Home brewing can be an intimidating but rewarding hobby. All you really need to get started is a few pieces of basic equipment, including a carboy or jug, a cork and airlock, some food-safe sanitizers and some recipes. And while most home brewing involves making the traditional ales and lagers that define modern brewing, there are other recipes based on older, rarer styles of beer.
This wintry Puritan-style brew is one such deviation from the norm. Based on a recipe from the 1840 cookbook “Directions for Cookery, in its Various Branches” by Eliza Leslie, it was adapted by culinary historian and author Sarah Lohman. Brewed with real spruce branches, hops, dark maple syrup and no grains, this beer is light, yeasty and dramatically different from modern beer.

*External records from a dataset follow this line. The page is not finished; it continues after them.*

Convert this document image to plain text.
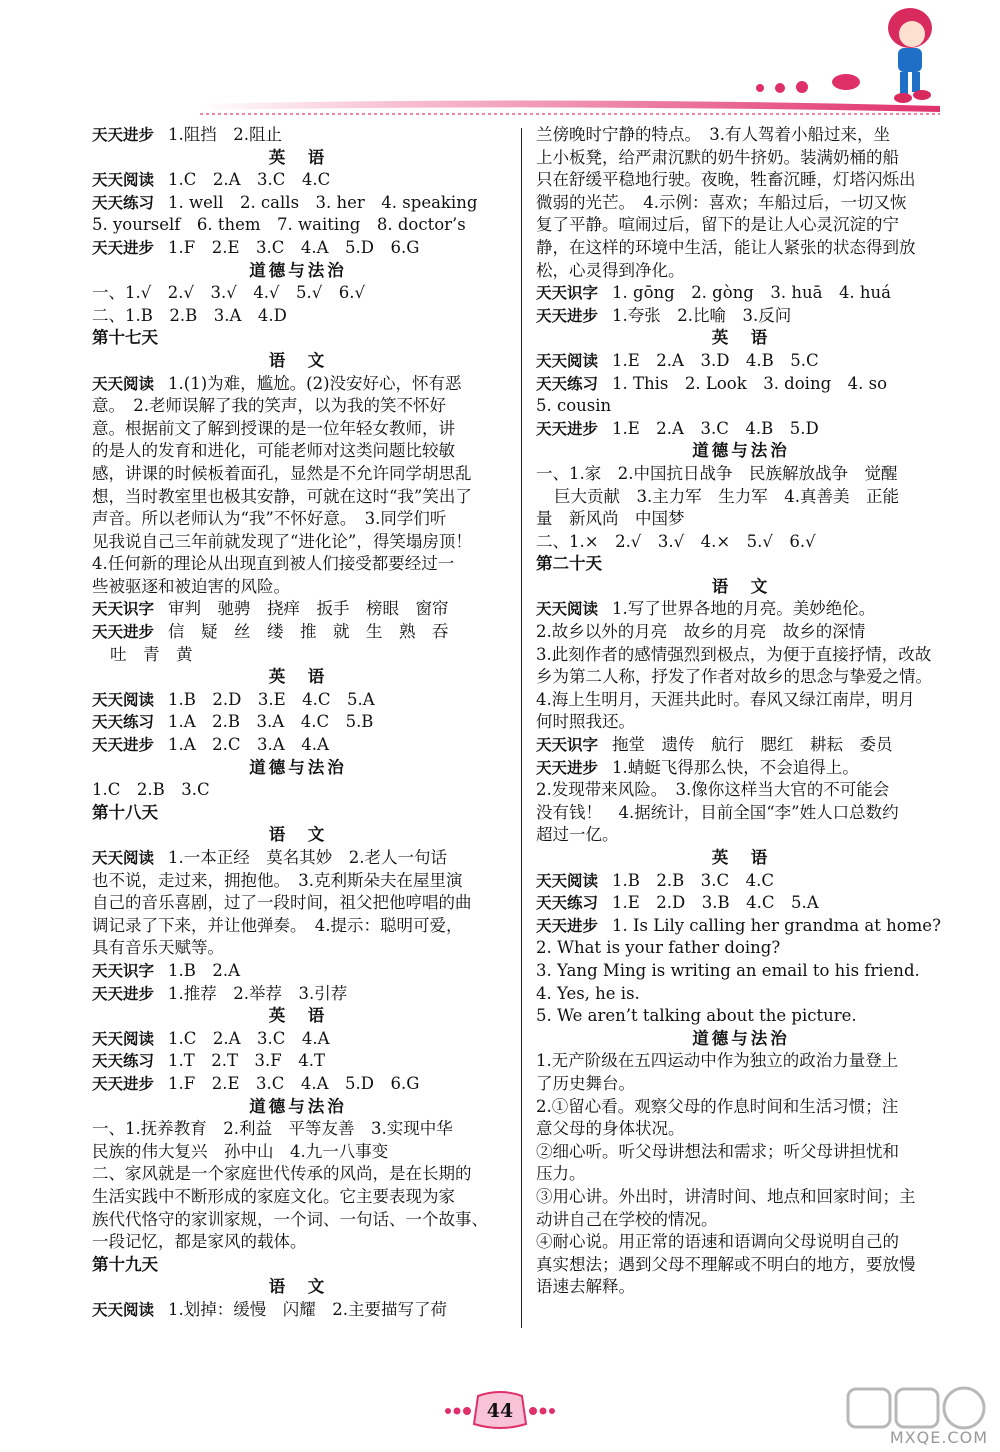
天天进步 1.阻挡　2.阻止
英　语
天天阅读 1.C　2.A　3.C　4.C
天天练习 1. well　2. calls　3. her　4. speaking
5. yourself　6. them　7. waiting　8. doctor’s
天天进步 1.F　2.E　3.C　4.A　5.D　6.G
道德与法治
一、1.√　2.√　3.√　4.√　5.√　6.√
二、1.B　2.B　3.A　4.D
第十七天
语　文
天天阅读 1.(1)为难，尴尬。(2)没安好心，怀有恶
意。　2.老师误解了我的笑声，以为我的笑不怀好
意。根据前文了解到授课的是一位年轻女教师，讲
的是人的发育和进化，可能老师对这类问题比较敏
感，讲课的时候板着面孔，显然是不允许同学胡思乱
想，当时教室里也极其安静，可就在这时“我”笑出了
声音。所以老师认为“我”不怀好意。　3.同学们听
见我说自己三年前就发现了“进化论”，得笑塌房顶！
4.任何新的理论从出现直到被人们接受都要经过一
些被驱逐和被迫害的风险。
天天识字 审判　驰骋　挠痒　扳手　榜眼　窗帘
天天进步 信　疑　丝　缕　推　就　生　熟　吞
吐　青　黄
英　语
天天阅读 1.B　2.D　3.E　4.C　5.A
天天练习 1.A　2.B　3.A　4.C　5.B
天天进步 1.A　2.C　3.A　4.A
道德与法治
1.C　2.B　3.C
第十八天
语　文
天天阅读 1.一本正经　莫名其妙　2.老人一句话
也不说，走过来，拥抱他。　3.克利斯朵夫在屋里演
自己的音乐喜剧，过了一段时间，祖父把他哼唱的曲
调记录了下来，并让他弹奏。　4.提示：聪明可爱，
具有音乐天赋等。
天天识字 1.B　2.A
天天进步 1.推荐　2.举荐　3.引荐
英　语
天天阅读 1.C　2.A　3.C　4.A
天天练习 1.T　2.T　3.F　4.T
天天进步 1.F　2.E　3.C　4.A　5.D　6.G
道德与法治
一、1.抚养教育　2.利益　平等友善　3.实现中华
民族的伟大复兴　孙中山　4.九一八事变
二、家风就是一个家庭世代传承的风尚，是在长期的
生活实践中不断形成的家庭文化。它主要表现为家
族代代恪守的家训家规，一个词、一句话、一个故事、
一段记忆，都是家风的载体。
第十九天
语　文
天天阅读 1.划掉：缓慢　闪耀　2.主要描写了荷
兰傍晚时宁静的特点。　3.有人驾着小船过来，坐
上小板凳，给严肃沉默的奶牛挤奶。装满奶桶的船
只在舒缓平稳地行驶。夜晚，牲畜沉睡，灯塔闪烁出
微弱的光芒。　4.示例：喜欢；车船过后，一切又恢
复了平静。喧闹过后，留下的是让人心灵沉淀的宁
静，在这样的环境中生活，能让人紧张的状态得到放
松，心灵得到净化。
天天识字 1. gōng　2. gòng　3. huā　4. huá
天天进步 1.夸张　2.比喻　3.反问
英　语
天天阅读 1.E　2.A　3.D　4.B　5.C
天天练习 1. This　2. Look　3. doing　4. so
5. cousin
天天进步 1.E　2.A　3.C　4.B　5.D
道德与法治
一、1.家　2.中国抗日战争　民族解放战争　觉醒
巨大贡献　3.主力军　生力军　4.真善美　正能
量　新风尚　中国梦
二、1.×　2.√　3.√　4.×　5.√　6.√
第二十天
语　文
天天阅读 1.写了世界各地的月亮。美妙绝伦。
2.故乡以外的月亮　故乡的月亮　故乡的深情
3.此刻作者的感情强烈到极点，为便于直接抒情，改故
乡为第二人称，抒发了作者对故乡的思念与挚爱之情。
4.海上生明月，天涯共此时。春风又绿江南岸，明月
何时照我还。
天天识字 拖堂　遗传　航行　腮红　耕耘　委员
天天进步 1.蜻蜓飞得那么快，不会追得上。
2.发现带来风险。　3.像你这样当大官的不可能会
没有钱！　4.据统计，目前全国“李”姓人口总数约
超过一亿。
英　语
天天阅读 1.B　2.B　3.C　4.C
天天练习 1.E　2.D　3.B　4.C　5.A
天天进步 1. Is Lily calling her grandma at home?
2. What is your father doing?
3. Yang Ming is writing an email to his friend.
4. Yes, he is.
5. We aren’t talking about the picture.
道德与法治
1.无产阶级在五四运动中作为独立的政治力量登上
了历史舞台。
2.①留心看。观察父母的作息时间和生活习惯；注
意父母的身体状况。
②细心听。听父母讲想法和需求；听父母讲担忧和
压力。
③用心讲。外出时，讲清时间、地点和回家时间；主
动讲自己在学校的情况。
④耐心说。用正常的语速和语调向父母说明自己的
真实想法；遇到父母不理解或不明白的地方，要放慢
语速去解释。
44
MXQE.COM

However, before getting started, Lohman suggests that would-be home brewers get some basic homebrewing practice. Her recommendation for those getting started is to purchase a one gallon home brew kit, which is what this recipe is designed for. Those kits are usually accompanied by some kind of basic recipe with which to practice. From there, it’s on to new ideas—like this Spruce Beer.
- 1 gallon water
- 1/4 ounce hops (such as Willamette and Centennial)
- 5 allspice berries, cracked (optional)
- 1 teaspoon ground ginger (optional)
- 1 gallon plastic bag full of spruce limbs (the tips and newer growth)
- 1 packet ale yeast
- 1 cup dark maple syrup
- 6 raisins
Boil the water, hops, allspice berries and ginger in a large pot for 20 minutes. Add the spruce limbs and boil for another 10 minutes. Strain the mixture through a mesh brew bag (if you have one) or a metal strainer. Let the liquid cool until it is warm.
Sanitize a gallon glass jug (known as a fermenter). You can do this with a no-rinse sanitizer, found at brewing stores. If using a funnel, be sure to sanitize that as well. Pour the warm spruce liquid into the sanitized jug. Add the yeast and the maple syrup. Cork the jug with a sanitized rubber stopper and an airlock. Store in a cool, dark place and allow it to ferment for 2 to 4 days, or until it stops bubbling.
Sanitize your two bottles (Lohman prefers 250-milliliter clip top stopper bottles, but you can bottle in traditional small beer bottles). Do so by boiling them for 30 minutes and then letting them cool upside down. Invert the bottles right-side-up, and then put three raisins in the bottom of each bottle and fill with the liquid. (The original recipe claims that the raisins stop the fermentation process, but it’s mistaken; they’re to give the yeast one last meal, which carbonates the beverage once it’s bottled.)
Allow to sit another two days, then chill.